En fait, n’est-ce pas là le vrai problème qui peut amener à jeter le doute sur l’historicité des récits de la Passion ? Si l’on considère que la résurrection est un mythe, l’abaissement qui y prélude est fort sujet à caution, et à l’inverse, si la résurrection est tenue pour un mystère réel, c’est l’histoire même de Jésus, dans sa factualité, qui est évangile. Un historien aussi peu suspect de dogmatisme que Jean Delumeau l’avait écrit jadis dans un article du Monde en 1978 : si le Christ n’est pas ressuscité, toute l’histoire chrétienne devient incompréhensible et se perd dans des hypothèses improbables. C’est donc un paradoxe que j’assume : la lecture historique des évangiles suppose que l’on donne crédit à la résurrection, à la réalité inexplicable du tombeau vide, de quelque façon qu’on la comprenne - en conformité avec le dogme, ou non, ceci est un autre débat. Et avec la résurrection, tout ce qui y conduit.

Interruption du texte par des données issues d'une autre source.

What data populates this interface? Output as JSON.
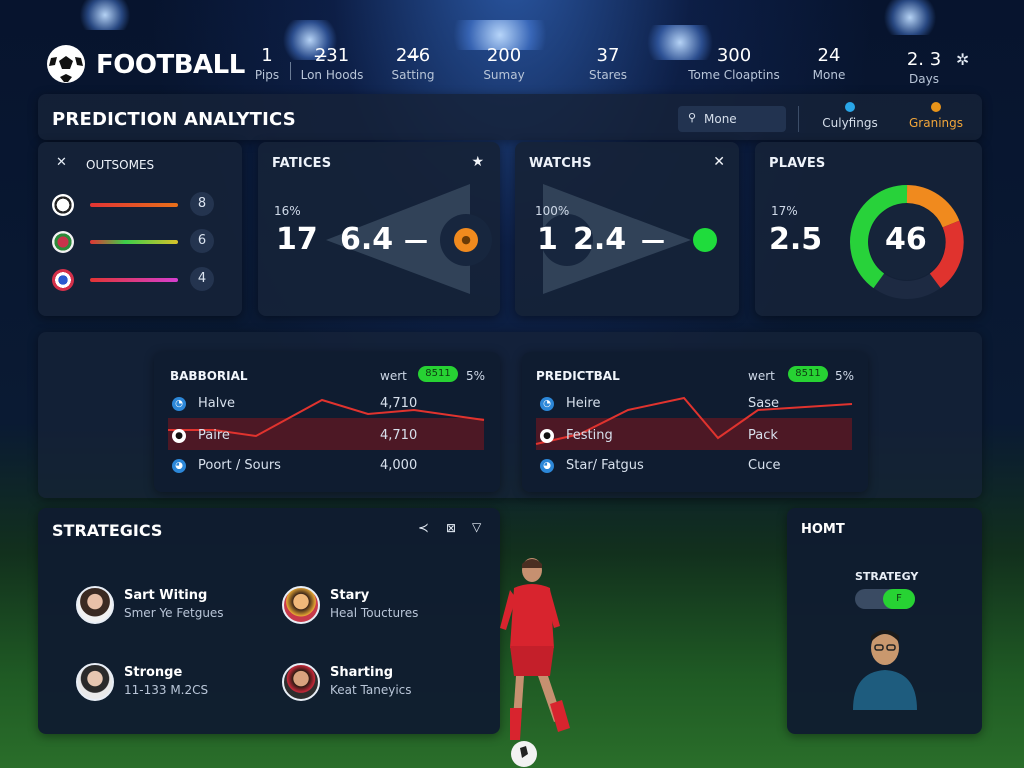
{
  "app": {
    "title": "FOOTBALL"
  },
  "topnav": [
    {
      "num": "1",
      "label": "Pips"
    },
    {
      "num": "2̶31",
      "label": "Lon Hoods"
    },
    {
      "num": "24̶6",
      "label": "Satting"
    },
    {
      "num": "200",
      "label": "Sumay"
    },
    {
      "num": "37",
      "label": "Stares"
    },
    {
      "num": "300",
      "label": "Tome Cloaptins"
    },
    {
      "num": "24",
      "label": "Mone"
    },
    {
      "num": "2.  3",
      "label": "Days"
    }
  ],
  "header": {
    "title": "PREDICTION ANALYTICS",
    "location_value": "Mone",
    "tab_left": "Culyfings",
    "tab_right": "Granings"
  },
  "outcomes": {
    "title": "OUTSOMES",
    "rows": [
      {
        "value": "8",
        "bar_color": "#e8701a"
      },
      {
        "value": "6",
        "bar_color": "#3ccf4a"
      },
      {
        "value": "4",
        "bar_color": "#d63fd0"
      }
    ]
  },
  "fatices": {
    "title": "FATICES",
    "pct": "16%",
    "left": "17",
    "right": "6.4",
    "dash": "—",
    "dot_color": "#f08a1e"
  },
  "watchs": {
    "title": "WATCHS",
    "pct": "100%",
    "left": "1",
    "right": "2.4",
    "dash": "—",
    "dot_color": "#1fdc3c"
  },
  "plaves": {
    "title": "PLAVES",
    "pct": "17%",
    "value": "2.5",
    "gauge_value": "46",
    "gauge_level": 0.46
  },
  "table_left": {
    "title": "BABBORIAL",
    "mid": "wert",
    "pill": "8511",
    "pct": "5%",
    "rows": [
      {
        "label": "Halve",
        "value": "4,710"
      },
      {
        "label": "Paire",
        "value": "4,710"
      },
      {
        "label": "Poort / Sours",
        "value": "4,000"
      }
    ]
  },
  "table_right": {
    "title": "PREDICTBAL",
    "mid": "wert",
    "pill": "8511",
    "pct": "5%",
    "rows": [
      {
        "label": "Heire",
        "value": "Sase"
      },
      {
        "label": "Festing",
        "value": "Pack"
      },
      {
        "label": "Star/ Fatgus",
        "value": "Cuce"
      }
    ]
  },
  "strategics": {
    "title": "STRATEGICS",
    "people": [
      {
        "name": "Sart Witing",
        "sub": "Smer Ye Fetgues"
      },
      {
        "name": "Stary",
        "sub": "Heal Touctures"
      },
      {
        "name": "Stronge",
        "sub": "11-133 M.2CS"
      },
      {
        "name": "Sharting",
        "sub": "Keat Taneyics"
      }
    ]
  },
  "homt": {
    "title": "HOMT",
    "strategy_label": "STRATEGY",
    "toggle_text": "F"
  },
  "colors": {
    "accent_orange": "#f08a1e",
    "accent_green": "#1fdc3c",
    "line_red": "#e0332e"
  }
}
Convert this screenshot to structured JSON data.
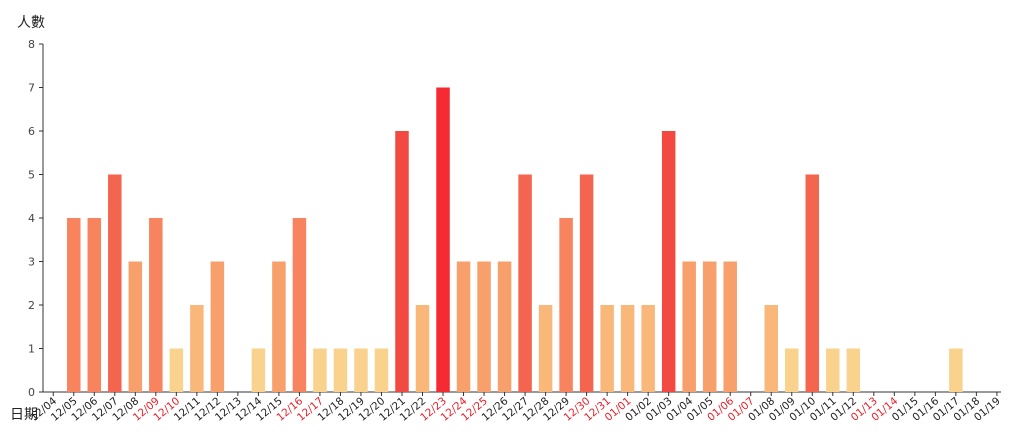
{
  "chart_data": {
    "type": "bar",
    "ylabel": "人數",
    "xlabel": "日期",
    "ylim": [
      0,
      8
    ],
    "yticks": [
      0,
      1,
      2,
      3,
      4,
      5,
      6,
      7,
      8
    ],
    "grid": false,
    "categories": [
      "12/04",
      "12/05",
      "12/06",
      "12/07",
      "12/08",
      "12/09",
      "12/10",
      "12/11",
      "12/12",
      "12/13",
      "12/14",
      "12/15",
      "12/16",
      "12/17",
      "12/18",
      "12/19",
      "12/20",
      "12/21",
      "12/22",
      "12/23",
      "12/24",
      "12/25",
      "12/26",
      "12/27",
      "12/28",
      "12/29",
      "12/30",
      "12/31",
      "01/01",
      "01/02",
      "01/03",
      "01/04",
      "01/05",
      "01/06",
      "01/07",
      "01/08",
      "01/09",
      "01/10",
      "01/11",
      "01/12",
      "01/13",
      "01/14",
      "01/15",
      "01/16",
      "01/17",
      "01/18",
      "01/19"
    ],
    "values": [
      0,
      4,
      4,
      5,
      3,
      4,
      1,
      2,
      3,
      0,
      1,
      3,
      4,
      1,
      1,
      1,
      1,
      6,
      2,
      7,
      3,
      3,
      3,
      5,
      2,
      4,
      5,
      2,
      2,
      2,
      6,
      3,
      3,
      3,
      0,
      2,
      1,
      5,
      1,
      1,
      0,
      0,
      0,
      0,
      1,
      0,
      0
    ],
    "holiday_categories": [
      "12/09",
      "12/10",
      "12/16",
      "12/17",
      "12/23",
      "12/24",
      "12/25",
      "12/30",
      "12/31",
      "01/01",
      "01/06",
      "01/07",
      "01/13",
      "01/14"
    ],
    "colors": {
      "1": "#f9d38e",
      "2": "#f9b87a",
      "3": "#f8a06b",
      "4": "#f7845e",
      "5": "#f4654f",
      "6": "#f24a42",
      "7": "#f52a32",
      "holiday_label": "#e8202a",
      "normal_label": "#222222",
      "axis": "#333333"
    }
  }
}
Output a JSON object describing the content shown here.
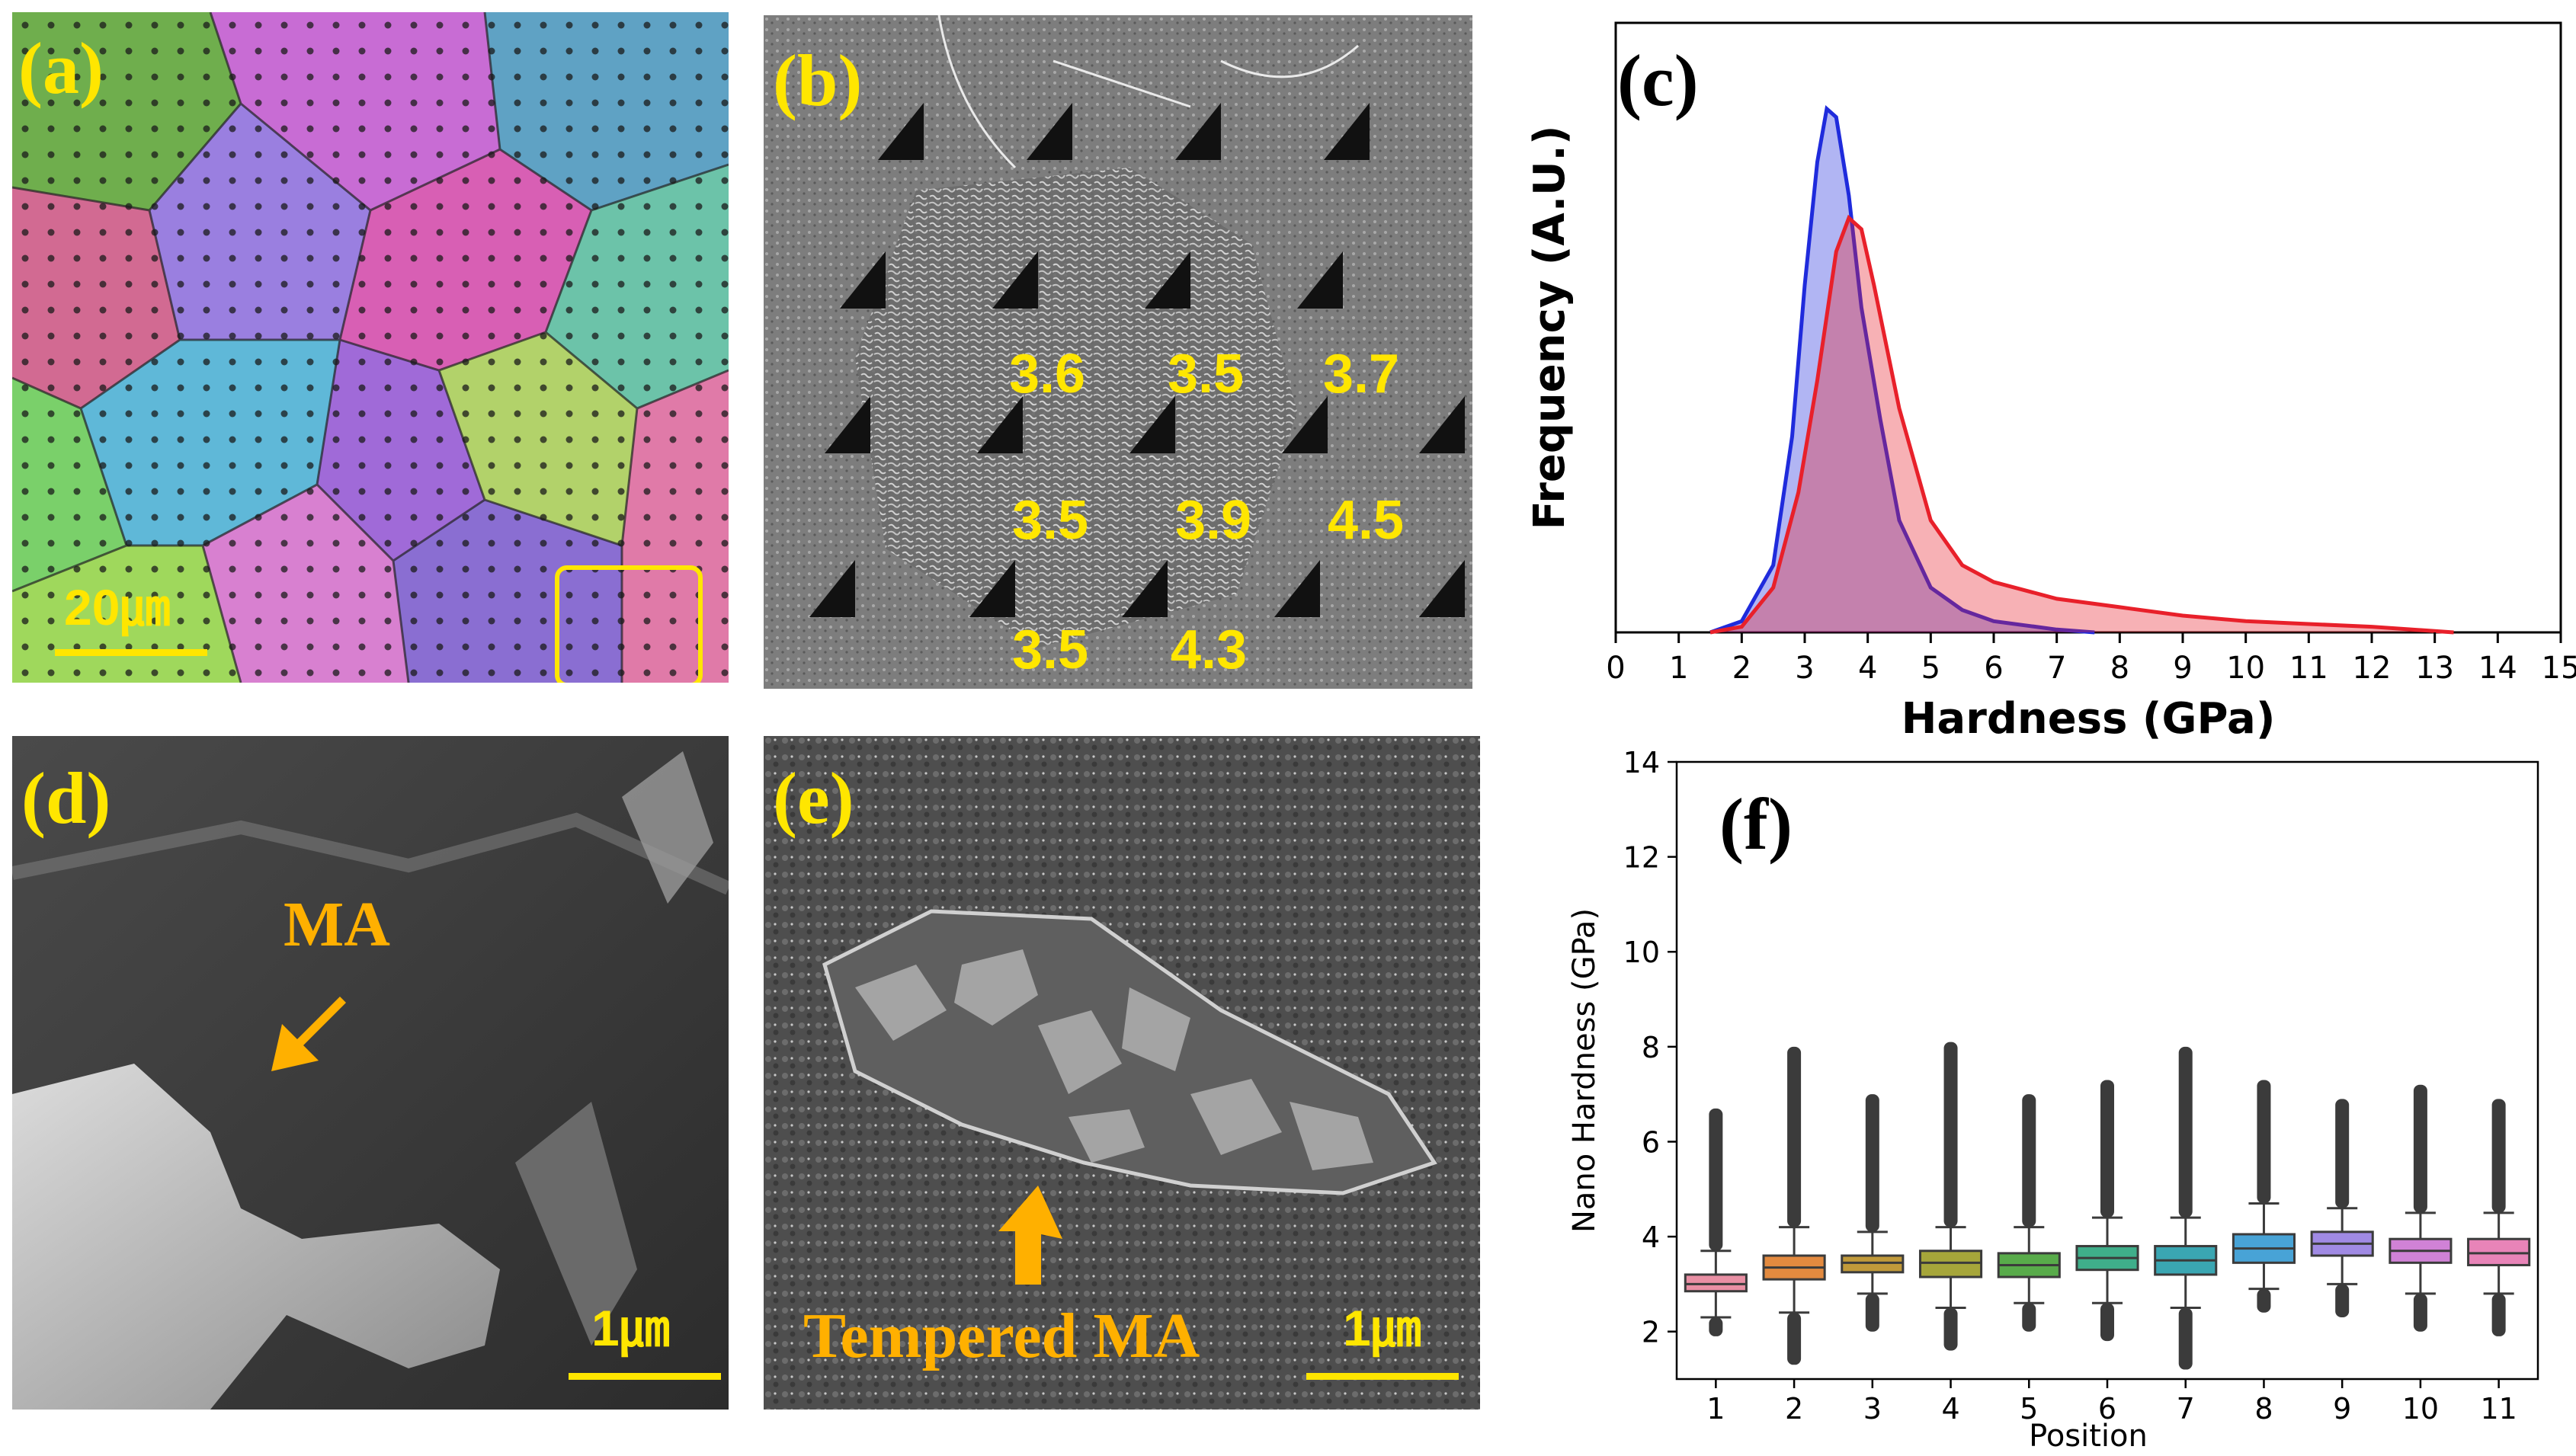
{
  "panel_a": {
    "label": "(a)",
    "scale_bar": "20㎛"
  },
  "panel_b": {
    "label": "(b)",
    "hardness_values": [
      "3.6",
      "3.5",
      "3.7",
      "3.5",
      "3.9",
      "4.5",
      "3.5",
      "4.3"
    ]
  },
  "panel_c": {
    "label": "(c)"
  },
  "panel_d": {
    "label": "(d)",
    "annotation": "MA",
    "scale_bar": "1㎛"
  },
  "panel_e": {
    "label": "(e)",
    "annotation": "Tempered MA",
    "scale_bar": "1㎛"
  },
  "panel_f": {
    "label": "(f)"
  },
  "colors": {
    "label_yellow": "#ffe600",
    "arrow_orange": "#ffb000",
    "blue_curve": "#1f2bdc",
    "red_curve": "#e8202a"
  },
  "chart_data": [
    {
      "type": "area",
      "xlabel": "Hardness (GPa)",
      "ylabel": "Frequency (A.U.)",
      "xlim": [
        0,
        15
      ],
      "xticks": [
        "0",
        "1",
        "2",
        "3",
        "4",
        "5",
        "6",
        "7",
        "8",
        "9",
        "10",
        "11",
        "12",
        "13",
        "14",
        "15"
      ],
      "series": [
        {
          "color": "#1f2bdc",
          "x": [
            1.5,
            2.0,
            2.5,
            2.8,
            3.0,
            3.2,
            3.35,
            3.5,
            3.7,
            3.9,
            4.2,
            4.5,
            5.0,
            5.5,
            6.0,
            7.0,
            7.6
          ],
          "values": [
            0.0,
            0.02,
            0.12,
            0.35,
            0.62,
            0.84,
            0.935,
            0.92,
            0.78,
            0.58,
            0.38,
            0.2,
            0.08,
            0.04,
            0.02,
            0.005,
            0.0
          ]
        },
        {
          "color": "#e8202a",
          "x": [
            1.5,
            2.0,
            2.5,
            2.9,
            3.2,
            3.5,
            3.7,
            3.9,
            4.1,
            4.5,
            5.0,
            5.5,
            6.0,
            7.0,
            8.0,
            9.0,
            10.0,
            11.0,
            12.0,
            13.3
          ],
          "values": [
            0.0,
            0.01,
            0.08,
            0.25,
            0.45,
            0.68,
            0.74,
            0.72,
            0.62,
            0.4,
            0.2,
            0.12,
            0.09,
            0.06,
            0.045,
            0.03,
            0.02,
            0.015,
            0.01,
            0.0
          ]
        }
      ]
    },
    {
      "type": "box",
      "xlabel": "Position",
      "ylabel": "Nano Hardness (GPa)",
      "ylim": [
        1,
        14
      ],
      "yticks": [
        "2",
        "4",
        "6",
        "8",
        "10",
        "12",
        "14"
      ],
      "categories": [
        "1",
        "2",
        "3",
        "4",
        "5",
        "6",
        "7",
        "8",
        "9",
        "10",
        "11"
      ],
      "box_colors": [
        "#e98fa4",
        "#e38a3f",
        "#c19a3a",
        "#a6a63a",
        "#58ab4a",
        "#3fae8a",
        "#3aa6b2",
        "#48a3d6",
        "#a08ae4",
        "#d082d6",
        "#e884b8"
      ],
      "boxes": [
        {
          "q1": 2.85,
          "median": 3.0,
          "q3": 3.2,
          "whisker_low": 2.3,
          "whisker_high": 3.7,
          "flier_low": 1.9,
          "flier_high": 6.7
        },
        {
          "q1": 3.1,
          "median": 3.35,
          "q3": 3.6,
          "whisker_low": 2.4,
          "whisker_high": 4.2,
          "flier_low": 1.3,
          "flier_high": 8.0
        },
        {
          "q1": 3.25,
          "median": 3.45,
          "q3": 3.6,
          "whisker_low": 2.8,
          "whisker_high": 4.1,
          "flier_low": 2.0,
          "flier_high": 7.0
        },
        {
          "q1": 3.15,
          "median": 3.45,
          "q3": 3.7,
          "whisker_low": 2.5,
          "whisker_high": 4.2,
          "flier_low": 1.6,
          "flier_high": 8.1
        },
        {
          "q1": 3.15,
          "median": 3.4,
          "q3": 3.65,
          "whisker_low": 2.6,
          "whisker_high": 4.2,
          "flier_low": 2.0,
          "flier_high": 7.0
        },
        {
          "q1": 3.3,
          "median": 3.55,
          "q3": 3.8,
          "whisker_low": 2.6,
          "whisker_high": 4.4,
          "flier_low": 1.8,
          "flier_high": 7.3
        },
        {
          "q1": 3.2,
          "median": 3.5,
          "q3": 3.8,
          "whisker_low": 2.5,
          "whisker_high": 4.4,
          "flier_low": 1.2,
          "flier_high": 8.0
        },
        {
          "q1": 3.45,
          "median": 3.75,
          "q3": 4.05,
          "whisker_low": 2.9,
          "whisker_high": 4.7,
          "flier_low": 2.4,
          "flier_high": 7.3
        },
        {
          "q1": 3.6,
          "median": 3.85,
          "q3": 4.1,
          "whisker_low": 3.0,
          "whisker_high": 4.6,
          "flier_low": 2.3,
          "flier_high": 6.9
        },
        {
          "q1": 3.45,
          "median": 3.7,
          "q3": 3.95,
          "whisker_low": 2.8,
          "whisker_high": 4.5,
          "flier_low": 2.0,
          "flier_high": 7.2
        },
        {
          "q1": 3.4,
          "median": 3.65,
          "q3": 3.95,
          "whisker_low": 2.8,
          "whisker_high": 4.5,
          "flier_low": 1.9,
          "flier_high": 6.9
        }
      ]
    }
  ]
}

J’accepte toutefois la critique de cette lecture « historiciste » des évangiles, à trois conditions. D’abord que l’objection ne soit pas de nature historico-critique : il ne sert à rien d’opposer hypothèse contre hypothèse sans être d’accord sur des critères communs de véracité, car nous avons tous des préjugés philosophiques ou théologiques qui les déterminent, dans un sens historique d’un côté, anhistorique de l’autre. Il faut savoir le reconnaître en toute tolérance, sans prétendre au consensus historique. Qu’il y ait un point de vue d’observation critique neutre pour examiner l’historicité des évangiles est un postulat épistémologique plus que douteux. Ensuite que l’on reconnaisse que les théories tenant les évangiles pour des concrétions lentes, sur deux générations, de documents et de traditions communautaires de fiabilité historique fragile sont tout aussi hypothétiques et incertaines, que les théories selon lesquelles les évangiles sont des œuvres historiquement documentées par des témoins oculaires. Enfin, s’il tient les récits de la Passion pour légendaires, totalement ou partiellement, que le contradicteur soit en mesure de rendre compte du processus combiné de fabrication et de diffusion d’une légende chrétienne sur une génération, avec le succès que l’on sait, sans l’appui d’aucune autorité constituée et dans la persécution. Autant que la résurrection de Jésus, l’expansion du christianisme est un fait mystérieux dont on peine à trouver la théorie explicative dans ce cadre. Mais pourquoi ne pas essayer.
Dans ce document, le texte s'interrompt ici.